Assassinate that blankety-blank

by David Grand
September 18, 2003

No, I'm not talking about "wasting" Osama bin Laden and Saddam Hussein- although they both richly deserve to be- but about Yasir Arafat, who the Israeli Security cabinet has decided must be permanently silenced, if the peace process is to ever get back on track. Amen to that, brother, a sentiment I'm sure the majority of Israelis and Americans would echo.

It's still unknown which of the four options they'll select to achieve that end: expelling him, arresting him, tightening the siege at his compound in the West Bank, or killing him outright. Granted, assassinating or exiling him could lead to an all-out war with Hamas and Islamic Jihad. But so be it, for having a showdown once and for all with those extremists groups, who'll never in a million years agree to a peaceful solution, is preferable to Israel continuing to suffer from unrestrained, suicide bombings.
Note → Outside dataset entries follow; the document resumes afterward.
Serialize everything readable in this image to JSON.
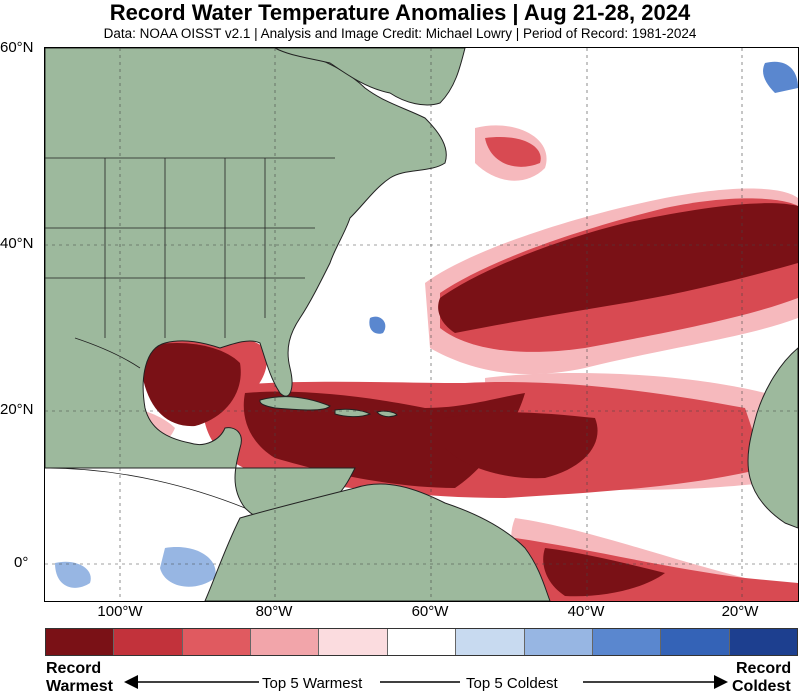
{
  "header": {
    "title": "Record Water Temperature Anomalies | Aug 21-28, 2024",
    "subtitle": "Data: NOAA OISST v2.1 | Analysis and Image Credit: Michael Lowry | Period of Record: 1981-2024"
  },
  "map": {
    "lat_labels": [
      "60°N",
      "40°N",
      "20°N",
      "0°"
    ],
    "lon_labels": [
      "100°W",
      "80°W",
      "60°W",
      "40°W",
      "20°W"
    ],
    "land_color": "#9db99d",
    "region": "North Atlantic, Gulf of Mexico and Caribbean"
  },
  "legend": {
    "colors": [
      "#7a1116",
      "#c2323b",
      "#e05a60",
      "#f2a5aa",
      "#fbdcdf",
      "#ffffff",
      "#c8daf0",
      "#97b6e3",
      "#5a87cf",
      "#3463b7",
      "#1d3f8f"
    ],
    "left_label_1": "Record",
    "left_label_2": "Warmest",
    "right_label_1": "Record",
    "right_label_2": "Coldest",
    "mid_left": "Top 5 Warmest",
    "mid_right": "Top 5 Coldest"
  }
}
And even though there's been worldwide condemnation (including from the U.S.), they've showing no indication of wavering in their resolve to remove the man they regard as an arch-terrorist, who-directly or indirectly- provides aid and encouragement to terrorist activities. And I find it almost laughable for the Secretary-General of the U.N. Kofi Annan saying that it'd be "unwise to expel him," when the U.N. has, as of late, shown itself to be a "paper tiger," who couldn't break-up a cookie fight among Girl Scouts.

Now, I'd like to believe that the U.S. dumping on Israel was just for appearance sake; and that in reality, there's nothing they'd like better than to see him disappear like a magician's coin, by whatever means Israel decides. But if the U.S. was sincere in rebuking Israel, then as the Israeli Education Minister said last week: "Israel is an independent and sovereign state, and doesn't take orders from America or any other country."

From the moment that Arafat forced Prime Minister Mahoud Abbas to resign, after refusing to relinquish his control over the security forces Abbas needed to root-out Islamic military groups, it was patently clear that it was a new ball game, with him calling all the shots; and that he wouldn't accept being viewed, as he is by the governments of Israel and the United States, as a pariah who's irrelevant to the peace process.

And unbelievably, in his first public pronouncement he laid down a challenge to Israel: "Come to peace, come let us make peace together." How could he possibly think that anyone, who wasn't brain dead, could take him seriously, when he's been as deceptive as Venus flytrap over the years, and better at bluffing than a world class poker player. Plus, his breaking pledge after pledge to become a peacemaker rather than a revolutionary, such as he did 10 years ago in signing the Oslo peace accords, speaks volumes about his untrustworthiness.

I know that hearing the word assassination immediately evokes in the minds of Americans the murdering of JFK and other presidents whose lives were ended by an assassin's bullet: Lincoln, Garfield, and McKinley, as well as the attempted assassinations of FDR, Teddy Roosevelt, Truman, Ford (two attempts), and Reagan. (My mother wanted me to become president someday, but now I'm glad I didn't share her hopes.)

Most assassinations of national leaders are for personal vengeance (such as Lincoln and Israeli Prime Minister Rabin); for propaganda purposes (a la, Archduke Francis Ferdinand of Austria-Hungary in 1914, whose death precipitated World War I; and for political revolutions (e.g., Czar Nicholas II of Russia and his family in 1918). And since 1900, there's been a total of 150 attempts on the lives of heads of state around the world, with 75 of 'em successful. Not that those who were killed would view that way.

But even though Arafat is not, as of now, the leader of a sovereign state, I'd have no qualms about adding that master provocateur's name to that list, provided of course he ends up on the wrong end of a gun.